Arcade Fire. I shot this at Bridgestone Arena. It was my first time shooting at that venue, and it happened this year. So time will take it’s course. Photography by Jamie Hernandez.
6. Remember to have fun! Time will take it’s course.
Don’t stress if you’re not advancing in your quest in becoming a full fledge concert photographer. Concert photography is one of the toughest industry to get into. It requires a certain eye for them. Also you’re also going to deal with the everchanging lighting situations. The reason why you want to be a concert photographer is because you love music. I will admit, sometimes I will feel a little burned out by it, but if I shoot just for fun, it revitalizes me. Start a blog if you are really serious in showing your work. If you’re in school, ask for internships. You will eventually will start asking permission for bigger shows for bigger artists. Press passes is what can get you to the door, not shooting within the crowd. When my work was beginning to get some attention, I had the privilege to shoot for a music newsletter that was based in Atlanta. The editor needed photographers from Nashville. This job led me to have even more connections with other musicians, and other P.R. people. It took some time to get that job.

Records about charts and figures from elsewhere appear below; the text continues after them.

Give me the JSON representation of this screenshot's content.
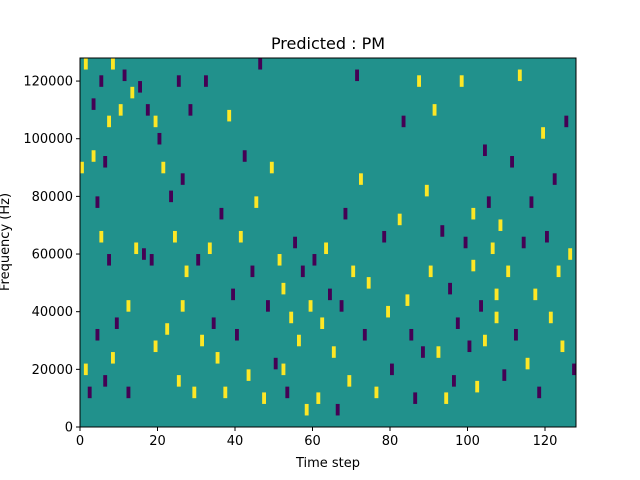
{
  "chart_data": {
    "type": "heatmap",
    "title": "Predicted : PM",
    "xlabel": "Time step",
    "ylabel": "Frequency (Hz)",
    "xlim": [
      0,
      128
    ],
    "ylim": [
      0,
      128000
    ],
    "xticks": [
      0,
      20,
      40,
      60,
      80,
      100,
      120
    ],
    "yticks": [
      0,
      20000,
      40000,
      60000,
      80000,
      100000,
      120000
    ],
    "grid": false,
    "colormap": "viridis",
    "value_levels": {
      "low": -1,
      "background": 0,
      "high": 1
    },
    "colors": {
      "background": "#21918c",
      "high": "#fde725",
      "low": "#440154"
    },
    "cell_size": {
      "time_steps": 1,
      "frequency_hz": 4000
    },
    "cells": [
      {
        "t": 1,
        "f": 124000,
        "v": 1
      },
      {
        "t": 2,
        "f": 10000,
        "v": -1
      },
      {
        "t": 1,
        "f": 18000,
        "v": 1
      },
      {
        "t": 0,
        "f": 88000,
        "v": 1
      },
      {
        "t": 3,
        "f": 92000,
        "v": 1
      },
      {
        "t": 3,
        "f": 110000,
        "v": -1
      },
      {
        "t": 4,
        "f": 76000,
        "v": -1
      },
      {
        "t": 4,
        "f": 30000,
        "v": -1
      },
      {
        "t": 5,
        "f": 64000,
        "v": 1
      },
      {
        "t": 5,
        "f": 118000,
        "v": -1
      },
      {
        "t": 6,
        "f": 14000,
        "v": -1
      },
      {
        "t": 6,
        "f": 90000,
        "v": -1
      },
      {
        "t": 7,
        "f": 56000,
        "v": -1
      },
      {
        "t": 7,
        "f": 104000,
        "v": 1
      },
      {
        "t": 8,
        "f": 124000,
        "v": 1
      },
      {
        "t": 8,
        "f": 22000,
        "v": 1
      },
      {
        "t": 9,
        "f": 34000,
        "v": -1
      },
      {
        "t": 10,
        "f": 108000,
        "v": 1
      },
      {
        "t": 11,
        "f": 120000,
        "v": -1
      },
      {
        "t": 12,
        "f": 40000,
        "v": 1
      },
      {
        "t": 12,
        "f": 10000,
        "v": -1
      },
      {
        "t": 13,
        "f": 114000,
        "v": 1
      },
      {
        "t": 14,
        "f": 60000,
        "v": 1
      },
      {
        "t": 15,
        "f": 116000,
        "v": -1
      },
      {
        "t": 16,
        "f": 58000,
        "v": -1
      },
      {
        "t": 17,
        "f": 108000,
        "v": -1
      },
      {
        "t": 18,
        "f": 56000,
        "v": -1
      },
      {
        "t": 19,
        "f": 26000,
        "v": 1
      },
      {
        "t": 19,
        "f": 104000,
        "v": 1
      },
      {
        "t": 20,
        "f": 98000,
        "v": -1
      },
      {
        "t": 21,
        "f": 88000,
        "v": 1
      },
      {
        "t": 22,
        "f": 32000,
        "v": 1
      },
      {
        "t": 23,
        "f": 78000,
        "v": -1
      },
      {
        "t": 24,
        "f": 64000,
        "v": 1
      },
      {
        "t": 25,
        "f": 118000,
        "v": -1
      },
      {
        "t": 25,
        "f": 14000,
        "v": 1
      },
      {
        "t": 26,
        "f": 40000,
        "v": 1
      },
      {
        "t": 26,
        "f": 84000,
        "v": -1
      },
      {
        "t": 27,
        "f": 52000,
        "v": 1
      },
      {
        "t": 28,
        "f": 108000,
        "v": -1
      },
      {
        "t": 29,
        "f": 10000,
        "v": 1
      },
      {
        "t": 30,
        "f": 56000,
        "v": -1
      },
      {
        "t": 31,
        "f": 28000,
        "v": 1
      },
      {
        "t": 32,
        "f": 118000,
        "v": -1
      },
      {
        "t": 33,
        "f": 60000,
        "v": 1
      },
      {
        "t": 34,
        "f": 34000,
        "v": -1
      },
      {
        "t": 35,
        "f": 22000,
        "v": 1
      },
      {
        "t": 36,
        "f": 72000,
        "v": -1
      },
      {
        "t": 37,
        "f": 10000,
        "v": 1
      },
      {
        "t": 38,
        "f": 106000,
        "v": 1
      },
      {
        "t": 39,
        "f": 44000,
        "v": -1
      },
      {
        "t": 40,
        "f": 30000,
        "v": -1
      },
      {
        "t": 41,
        "f": 64000,
        "v": 1
      },
      {
        "t": 42,
        "f": 92000,
        "v": -1
      },
      {
        "t": 43,
        "f": 16000,
        "v": 1
      },
      {
        "t": 44,
        "f": 52000,
        "v": -1
      },
      {
        "t": 45,
        "f": 76000,
        "v": 1
      },
      {
        "t": 46,
        "f": 124000,
        "v": -1
      },
      {
        "t": 47,
        "f": 8000,
        "v": 1
      },
      {
        "t": 48,
        "f": 40000,
        "v": -1
      },
      {
        "t": 49,
        "f": 88000,
        "v": 1
      },
      {
        "t": 50,
        "f": 20000,
        "v": -1
      },
      {
        "t": 51,
        "f": 56000,
        "v": 1
      },
      {
        "t": 52,
        "f": 18000,
        "v": 1
      },
      {
        "t": 52,
        "f": 46000,
        "v": 1
      },
      {
        "t": 53,
        "f": 10000,
        "v": -1
      },
      {
        "t": 54,
        "f": 36000,
        "v": 1
      },
      {
        "t": 55,
        "f": 62000,
        "v": -1
      },
      {
        "t": 56,
        "f": 28000,
        "v": 1
      },
      {
        "t": 57,
        "f": 52000,
        "v": -1
      },
      {
        "t": 58,
        "f": 4000,
        "v": 1
      },
      {
        "t": 59,
        "f": 40000,
        "v": 1
      },
      {
        "t": 60,
        "f": 56000,
        "v": -1
      },
      {
        "t": 61,
        "f": 8000,
        "v": 1
      },
      {
        "t": 62,
        "f": 34000,
        "v": 1
      },
      {
        "t": 63,
        "f": 60000,
        "v": 1
      },
      {
        "t": 64,
        "f": 44000,
        "v": -1
      },
      {
        "t": 65,
        "f": 24000,
        "v": 1
      },
      {
        "t": 66,
        "f": 4000,
        "v": -1
      },
      {
        "t": 67,
        "f": 40000,
        "v": -1
      },
      {
        "t": 68,
        "f": 72000,
        "v": -1
      },
      {
        "t": 69,
        "f": 14000,
        "v": 1
      },
      {
        "t": 70,
        "f": 52000,
        "v": 1
      },
      {
        "t": 71,
        "f": 120000,
        "v": -1
      },
      {
        "t": 72,
        "f": 84000,
        "v": 1
      },
      {
        "t": 73,
        "f": 30000,
        "v": -1
      },
      {
        "t": 74,
        "f": 48000,
        "v": 1
      },
      {
        "t": 76,
        "f": 10000,
        "v": 1
      },
      {
        "t": 78,
        "f": 64000,
        "v": -1
      },
      {
        "t": 79,
        "f": 38000,
        "v": 1
      },
      {
        "t": 80,
        "f": 18000,
        "v": -1
      },
      {
        "t": 82,
        "f": 70000,
        "v": 1
      },
      {
        "t": 83,
        "f": 104000,
        "v": -1
      },
      {
        "t": 84,
        "f": 42000,
        "v": 1
      },
      {
        "t": 85,
        "f": 30000,
        "v": -1
      },
      {
        "t": 86,
        "f": 8000,
        "v": -1
      },
      {
        "t": 87,
        "f": 118000,
        "v": 1
      },
      {
        "t": 88,
        "f": 24000,
        "v": -1
      },
      {
        "t": 89,
        "f": 80000,
        "v": 1
      },
      {
        "t": 90,
        "f": 52000,
        "v": 1
      },
      {
        "t": 91,
        "f": 108000,
        "v": 1
      },
      {
        "t": 92,
        "f": 24000,
        "v": 1
      },
      {
        "t": 93,
        "f": 66000,
        "v": -1
      },
      {
        "t": 94,
        "f": 8000,
        "v": 1
      },
      {
        "t": 95,
        "f": 46000,
        "v": -1
      },
      {
        "t": 96,
        "f": 14000,
        "v": -1
      },
      {
        "t": 97,
        "f": 34000,
        "v": -1
      },
      {
        "t": 98,
        "f": 118000,
        "v": 1
      },
      {
        "t": 99,
        "f": 62000,
        "v": -1
      },
      {
        "t": 100,
        "f": 26000,
        "v": -1
      },
      {
        "t": 101,
        "f": 54000,
        "v": 1
      },
      {
        "t": 101,
        "f": 72000,
        "v": 1
      },
      {
        "t": 102,
        "f": 12000,
        "v": 1
      },
      {
        "t": 103,
        "f": 40000,
        "v": -1
      },
      {
        "t": 104,
        "f": 94000,
        "v": -1
      },
      {
        "t": 104,
        "f": 28000,
        "v": 1
      },
      {
        "t": 105,
        "f": 76000,
        "v": -1
      },
      {
        "t": 106,
        "f": 60000,
        "v": 1
      },
      {
        "t": 107,
        "f": 36000,
        "v": 1
      },
      {
        "t": 107,
        "f": 44000,
        "v": 1
      },
      {
        "t": 108,
        "f": 68000,
        "v": 1
      },
      {
        "t": 109,
        "f": 16000,
        "v": -1
      },
      {
        "t": 110,
        "f": 52000,
        "v": 1
      },
      {
        "t": 111,
        "f": 90000,
        "v": -1
      },
      {
        "t": 112,
        "f": 30000,
        "v": -1
      },
      {
        "t": 113,
        "f": 120000,
        "v": 1
      },
      {
        "t": 114,
        "f": 62000,
        "v": -1
      },
      {
        "t": 115,
        "f": 20000,
        "v": 1
      },
      {
        "t": 116,
        "f": 76000,
        "v": -1
      },
      {
        "t": 117,
        "f": 44000,
        "v": 1
      },
      {
        "t": 118,
        "f": 10000,
        "v": -1
      },
      {
        "t": 119,
        "f": 100000,
        "v": 1
      },
      {
        "t": 120,
        "f": 64000,
        "v": -1
      },
      {
        "t": 121,
        "f": 36000,
        "v": 1
      },
      {
        "t": 122,
        "f": 84000,
        "v": -1
      },
      {
        "t": 123,
        "f": 52000,
        "v": 1
      },
      {
        "t": 124,
        "f": 26000,
        "v": 1
      },
      {
        "t": 125,
        "f": 104000,
        "v": -1
      },
      {
        "t": 126,
        "f": 58000,
        "v": 1
      },
      {
        "t": 127,
        "f": 18000,
        "v": -1
      }
    ]
  }
}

I worked hard to get where I am, and I respect photographers who dedicate their life towards concert photography. I may be only doing it a little over a year professionally, but it took me 2 years to get to do it professionally. I cannot stress this enough, it is one of the toughest industry to get into, and actually earn a living. If you are persistent, consistent, and are willing to grow, you will get to see how fun concert photography really is.